A consultant for Governor Gretchen Whitmer (D-MI) used letters from the Greek alphabet as a coded message to hide information in an email.
Andy Leavitt, a consultant from Michigan’s energy department expressed “major red flags” with the administration’s response to a water crisis.
Translated from Greek, the email reads, “Hot off the presses. As I warned there are some major red flags. It seems like we are back at square one having not learned from Flint.”
By using the Greek alphabet, the email would have been excluded from public records requests.
The information comes from a class action suit against the Whitmer administration.

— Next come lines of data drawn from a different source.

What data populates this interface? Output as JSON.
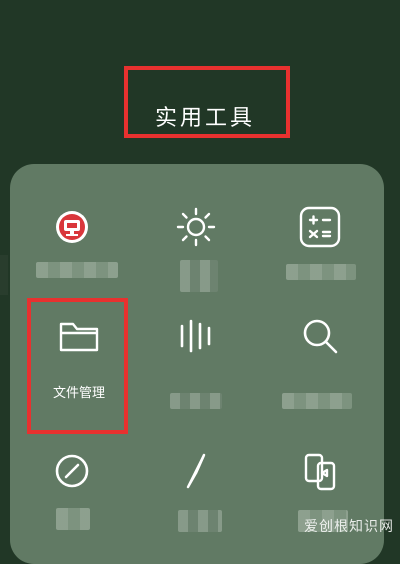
{
  "screen_title": "实用工具",
  "tools": [
    {
      "id": "browser",
      "label": "",
      "icon": "browser-logo-icon"
    },
    {
      "id": "brightness",
      "label": "",
      "icon": "sun-icon"
    },
    {
      "id": "calculator",
      "label": "",
      "icon": "calculator-icon"
    },
    {
      "id": "file-manager",
      "label": "文件管理",
      "icon": "folder-icon"
    },
    {
      "id": "sound-recorder",
      "label": "",
      "icon": "sound-bars-icon"
    },
    {
      "id": "search",
      "label": "",
      "icon": "search-icon"
    },
    {
      "id": "clock",
      "label": "",
      "icon": "clock-icon"
    },
    {
      "id": "compass",
      "label": "",
      "icon": "compass-icon"
    },
    {
      "id": "phone-clone",
      "label": "",
      "icon": "phone-transfer-icon"
    }
  ],
  "watermark": "爱创根知识网",
  "colors": {
    "background": "#213726",
    "panel": "#617a64",
    "highlight": "#e8312f",
    "icon_fg": "#ffffff"
  }
}
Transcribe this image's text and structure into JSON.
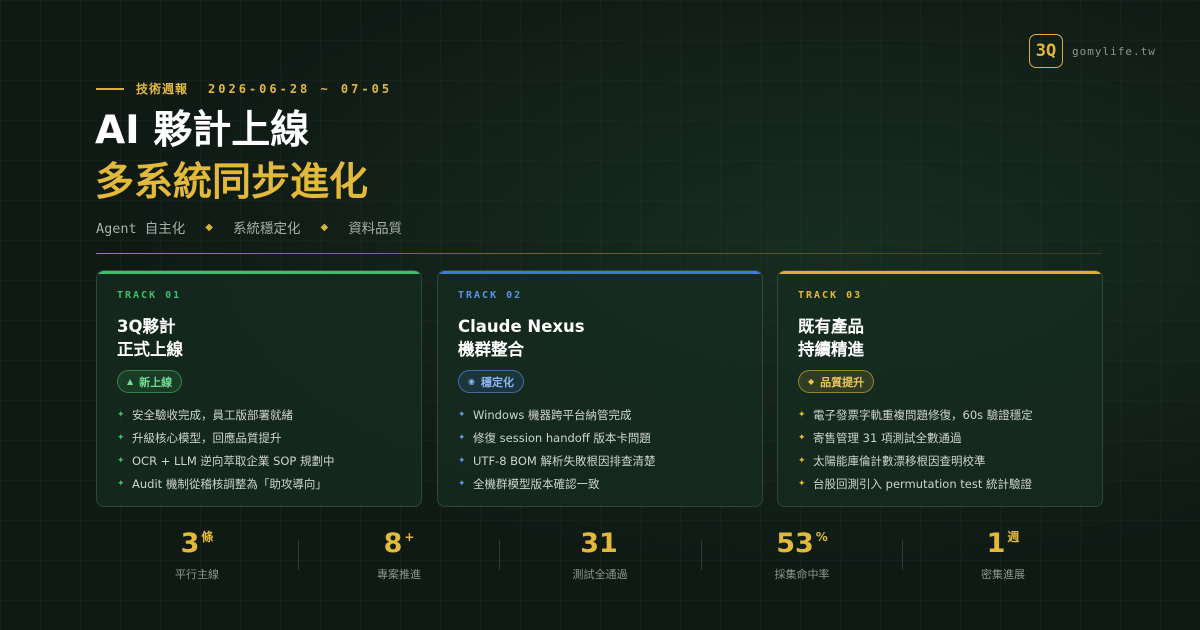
{
  "brand": {
    "badge": "3Q",
    "domain": "gomylife.tw"
  },
  "header": {
    "tag": "技術週報",
    "date_range": "2026-06-28 ~ 07-05",
    "title_line1": "AI 夥計上線",
    "title_line2": "多系統同步進化",
    "keywords": [
      "Agent 自主化",
      "系統穩定化",
      "資料品質"
    ],
    "keyword_separator_icon": "diamond-icon"
  },
  "colors": {
    "green": "#3fbf6a",
    "blue": "#3f78d8",
    "gold": "#d8b03a"
  },
  "tracks": [
    {
      "track": "TRACK 01",
      "title_line1": "3Q夥計",
      "title_line2": "正式上線",
      "badge_icon": "triangle-up-icon",
      "badge": "新上線",
      "items": [
        "安全驗收完成，員工版部署就緒",
        "升級核心模型，回應品質提升",
        "OCR + LLM 逆向萃取企業 SOP 規劃中",
        "Audit 機制從稽核調整為「助攻導向」"
      ]
    },
    {
      "track": "TRACK 02",
      "title_line1": "Claude Nexus",
      "title_line2": "機群整合",
      "badge_icon": "dot-icon",
      "badge": "穩定化",
      "items": [
        "Windows 機器跨平台納管完成",
        "修復 session handoff 版本卡問題",
        "UTF-8 BOM 解析失敗根因排查清楚",
        "全機群模型版本確認一致"
      ]
    },
    {
      "track": "TRACK 03",
      "title_line1": "既有產品",
      "title_line2": "持續精進",
      "badge_icon": "diamond-icon",
      "badge": "品質提升",
      "items": [
        "電子發票字軌重複問題修復，60s 驗證穩定",
        "寄售管理 31 項測試全數通過",
        "太陽能庫倫計數漂移根因查明校準",
        "台股回測引入 permutation test 統計驗證"
      ]
    }
  ],
  "stats": [
    {
      "value": "3",
      "unit": "條",
      "label": "平行主線"
    },
    {
      "value": "8",
      "unit": "+",
      "label": "專案推進"
    },
    {
      "value": "31",
      "unit": "",
      "label": "測試全通過"
    },
    {
      "value": "53",
      "unit": "%",
      "label": "採集命中率"
    },
    {
      "value": "1",
      "unit": "週",
      "label": "密集進展"
    }
  ]
}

The lawsuit explains, “The top of Leavitt’s email contains three sentences rendered in Greek alphabet font (i.e., each English letter replaced with its Greek-alphabet counterpart), which appears to be calculated to conceal the statements. Decoding the text (i.e., by changing the font to a standard English font) reveals that the consultant prefaced his grave concerns about the water crises with a reference back to his prior warnings and the State and City Defendants’ failure to learn from the Flint tragedy.”
The coded message pertains to lead contamination in water systems across the state.
Reporting from Free Beacon:
The apparent scheme to hide sensitive conversations from public records requests comes years after Whitmer promised to bring transparency to the Great Lakes State as governor. In Michigan, the governor's office is not subject to the Freedom of Information Act, a policy that Whitmer promised to reverse during her 2018 campaign. "Michiganders should know when and what their governor is working on," the Democrat said at the time. But Whitmer has not reversed the policy. Her office is still exempt from public records requests years after she promised to issue an executive order that would subject her office to such requests. The Democrat during her first term also defended severance payments and confidentiality agreements with former employees, which Republicans characterized as "hush money."